I really liked the sauce, as it had a very nice, fresh flavor and not too much heat. If you want more spiciness though, you can add more jalapeno or even give it a dash or two of hot sauce. For me, though, 1/2 a jalapeno was fine.
I also chose to brine my pork chops, instead of doing the rub. I thought I’d be a bit safer with the brine, as I have been known to overcook a pork chop or two in my time. There’s a brine recipe down at the bottom of this post, feel free to use that or just skip and do the marinating rub. If you do brine though, I would just sprinkle on some of the cumin and pepper before grilling. Skip the salt.
If you want to cook on a gas grill, I’ve included those directions from the original recipe. Myself, I just used a grill pan because it was cold and rainy outside.
Grilled Monster Pork Chops with Tomatillo and Green Apple Sauce
Adapted from a recipe in Gourmet Magazine
3 tbsp ground cumin
1 1/2 tbsp black pepper
2 1/2 tablespoons kosher salt Omit if brining!
3 tbsp olive oil
4 (2-inch-thick) loin pork chops (each about 1 lb)
For tomatillo and green apple sauce:
1/2 lb fresh tomatillos (about 5), husks discarded and tomatillos rinsed
2 Granny Smith apples
1/2 cup loosely packed fresh cilantro sprigs
1 garlic clove, minced
1 tsp ground cumin
1/4 cup apple juice
1 tbsp fresh lime juice
1 tbsp mild honey
1/2 – 1 whole jalapeno pepper, cored and seeded
salt & pepper to taste
Stir together coriander, cumin, salt, and pepper in a small bowl, then add oil and stir until combined well. Rub spice mixture all over chops. Let chops marinate at room temperature while making sauce.
Simmer tomatillos and 3 cups water in a 2 1/2- to 3-quart saucepan, uncovered, stirring occasionally, until tomatillos are just soft, 8 to 10 minutes. Drain and cool 15 minutes.
While tomatillos are cooling, core apples and cut rough chunks. Purée tomatillos with the apples and other remaining sauce ingredients in a food processor. Transfer to a bowl.
Cook pork on a well-oiled grill pan over medium high heat for about 6-7 minutes per side. Turn the heat down after the initial searing/grill-mark-making and cook until a thermometer inserted diagonally into center (avoid bone) registers 150°F. Transfer pork to a cutting board and let stand, loosely covered with foil, 15 minutes (temperature will rise to 155°F).
Serve pork chops with the sauce (but then I bet you already guessed that). We had this with some black beans and some sauteed green beans. Beans!

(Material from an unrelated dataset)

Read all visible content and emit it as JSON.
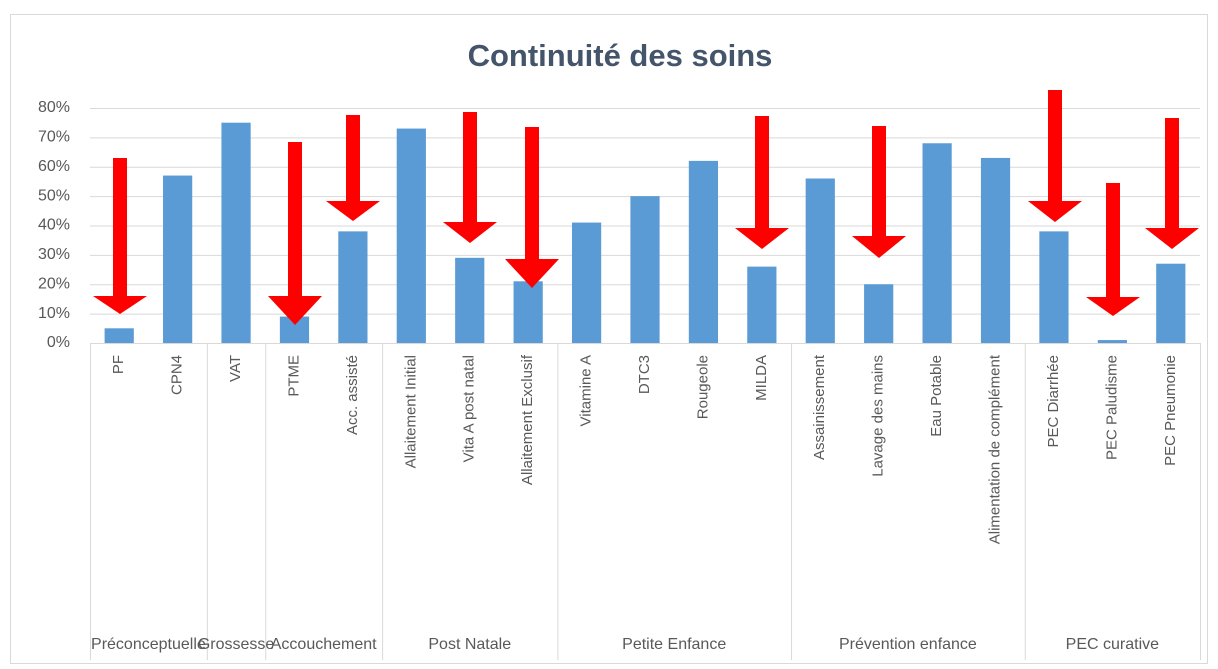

To cook pork using a gas grill:
Preheat all burners on high, covered, 10 minutes. Sear pork on lightly oiled grill rack, covered with lid, turning over once, until well browned, 10 to 12 minutes total. Turn off 1 burner (middle burner if there are 3) and put pork above shut off burner. Reduce heat on remaining burner(s) to moderate and grill pork, covered with lid, until thermometer inserted diagonally into center (avoid bone) registers 150°F, 12 to 16 minutes. Transfer pork to a cutting board and let stand, loosely covered with foil, 15 minutes (temperature will rise to 155°F).
Basic Pork Brine Recipe
1 quart water
1/2 cup kosher salt
1/2 cup brown sugar
1 bay leaf
Mix all ingredients until the salt and sugar have dissolved. Place the pork chops in the brine and store in the refrigerator for at least 4 hours and up to overnight. Remove, pat dry, and omit any salt in the seasoning before cooking.